Of all the things people warn you about before you have children, I must admit that nothing can prepare you for the ridiculous amount of decisions that will need to be made beginning on the day you find out you are pregnant.  Decision #1: how to we tell your family and friends?  Decision #2: Will we find out the gender? Decision #3: Where will I give birth? Hospital? Home?  Decision #4… You get the picture.  Decisions.

And even with the countless number of choices to be made about my health, the baby’s health, what stroller to buy, etc., the most difficult decision I have had to make during my journey into parenthood, and I dare say in my entire life, was the decision to leave my full-time job to stay home with my daughter.
stay at home mom
I never could have expected the inner turmoil this decision would cause for me, or the roller coaster of emotions I would experience as I weighed my options.  On the one hand, committing myself to a 40-hour work week outside the home meant at least 40 hours a week I would not be spending with my infant daughter, not to mention a childcare bill that nearly eclipsed our monthly rent.  On the other hand, leaving my job would not only mean a loss of half of our normal income (and added pressure on my husband to be the sole provider) but a sacrifice of my own career goals.  When I found out I was pregnant, I was two weeks into a new position at my company that I had worked for more than a year to get.  Would I be ready to give that up after just a few months?  This debate went on in my head and out loud with my family and friends until the day I returned to work.  I thought returning to work was what I wanted, even if I didn’t feel quite emotionally ready to be back at work.
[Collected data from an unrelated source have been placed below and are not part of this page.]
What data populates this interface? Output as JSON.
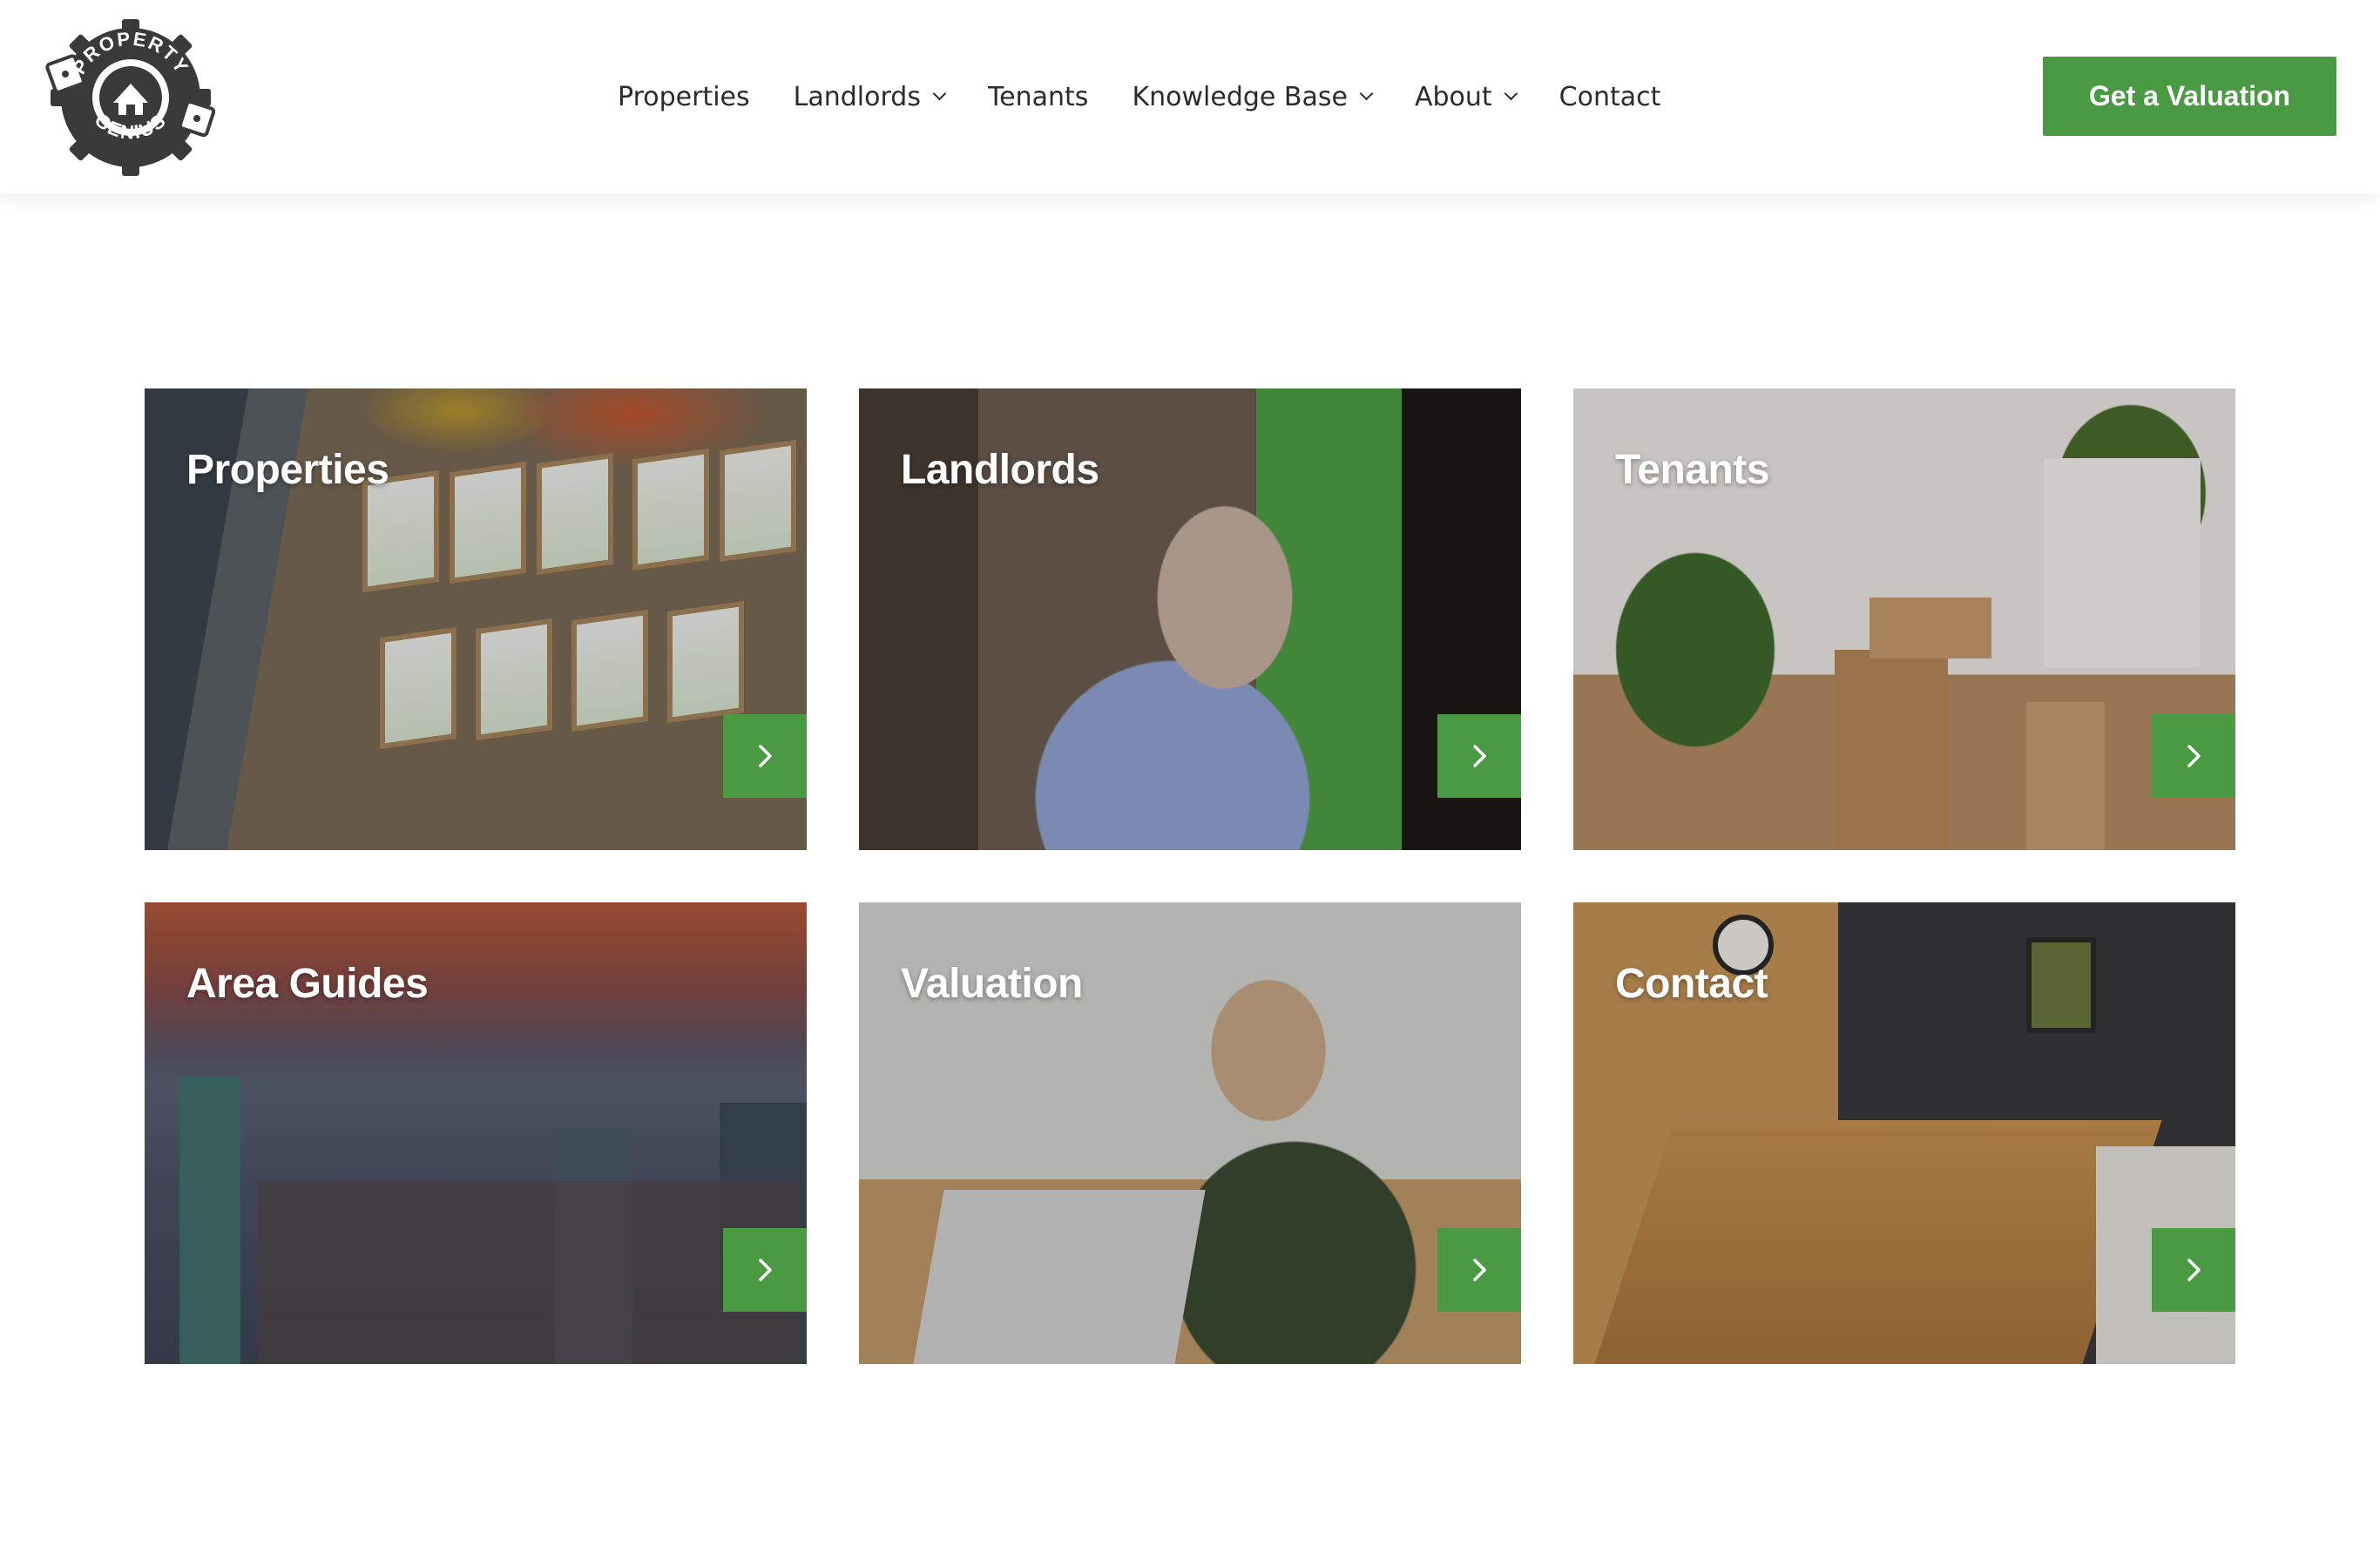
{
  "header": {
    "logo": {
      "text_top": "PROPERTY",
      "text_bottom": "GENIUS"
    },
    "nav": [
      {
        "label": "Properties",
        "has_dropdown": false
      },
      {
        "label": "Landlords",
        "has_dropdown": true
      },
      {
        "label": "Tenants",
        "has_dropdown": false
      },
      {
        "label": "Knowledge Base",
        "has_dropdown": true
      },
      {
        "label": "About",
        "has_dropdown": true
      },
      {
        "label": "Contact",
        "has_dropdown": false
      }
    ],
    "cta_label": "Get a Valuation"
  },
  "cards": [
    {
      "title": "Properties",
      "arrow_icon": "chevron-right-icon"
    },
    {
      "title": "Landlords",
      "arrow_icon": "chevron-right-icon"
    },
    {
      "title": "Tenants",
      "arrow_icon": "chevron-right-icon"
    },
    {
      "title": "Area Guides",
      "arrow_icon": "chevron-right-icon"
    },
    {
      "title": "Valuation",
      "arrow_icon": "chevron-right-icon"
    },
    {
      "title": "Contact",
      "arrow_icon": "chevron-right-icon"
    }
  ],
  "colors": {
    "brand_green": "#4a9a44",
    "header_bg": "#ffffff",
    "nav_text": "#2b2b2b",
    "card_title": "#ffffff"
  }
}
I spent the next few months trying to get back into the loop at my ever-evolving office after being absent for four months, and I quickly realized my priorities had changed in a way that no longer made me a good fit for the company.  I found myself having conversations about time management when I knew I’d just spent the entire night awake with an infant, for example.  My heart was no longer in it . . . so I quit.
But I was not ready to give up on my desire to have a career, so I left my job with the intention of making my way into a new career that would give me the flexibility to mother in the way I wanted to mother while still doing satisfying work (that would hopefully be profitable as well).  I have now officially been a “stay-at-home mom” for more than a year, and it’s difficult to say whether or not my vision of what that role would look like has become a reality.  To be honest, I am not sure what my expectations were.  I knew that being at home with an infant – and eventually a toddler – would be difficult work, and that it would not leave me much time to do anything else.  But I also knew of many moms who had started their own companies or found work-from-home jobs that gave them freedom to be with their children for most of the time while still allowing them to develop their career ambitions.
stay at home momAnd that pretty much sums up what my year has been like.  There have been no surprises but there have been many changes, and there have been no regrets for me.  I won’t say that I have loved every minute of being home by myself with my daughter, but I knew pretty well what I was getting myself into when I decided to leave work.  There have been days when I wanted to go back to a full-time job, most of which happened to coincide with days when my daughter was being particularly difficult.  Although those moments are greatly outnumbered by the days when my heart is bursting with joy at getting to see her grow and learn right before my eyes.
Revolving my day around a baby is challenging, to say the least, especially when I have my own agenda that must be put on hold in favor of diaper changes and story time.  But I would not have things any other way, and I am very often reminded of how grateful I am to be spending so much valuable time with my daughter while still working hard at my own goals and ambitions.  In fact, quitting my job gave me the freedom to explore what it might look like for me to define my own career, and that has translated to opportunities that I never would have been able to take advantage of before.  It is not easy.  There are many, many late nights.  And as much as I’d like to spend nap times doing things like reading and taking my own little nap, I spend a vast majority of my “free” time working on projects, developing my skill set, and marketing myself.  While I am not experiencing the financial satisfaction that I did with my previous job, I have been able to take on work that I am passionate about, and that is more valuable to me than a paycheck.
I suppose if there is one thing that has caught me off guard about being a stay-at-home mom, it is how I’ve been able to redefine myself in ways I did not expect.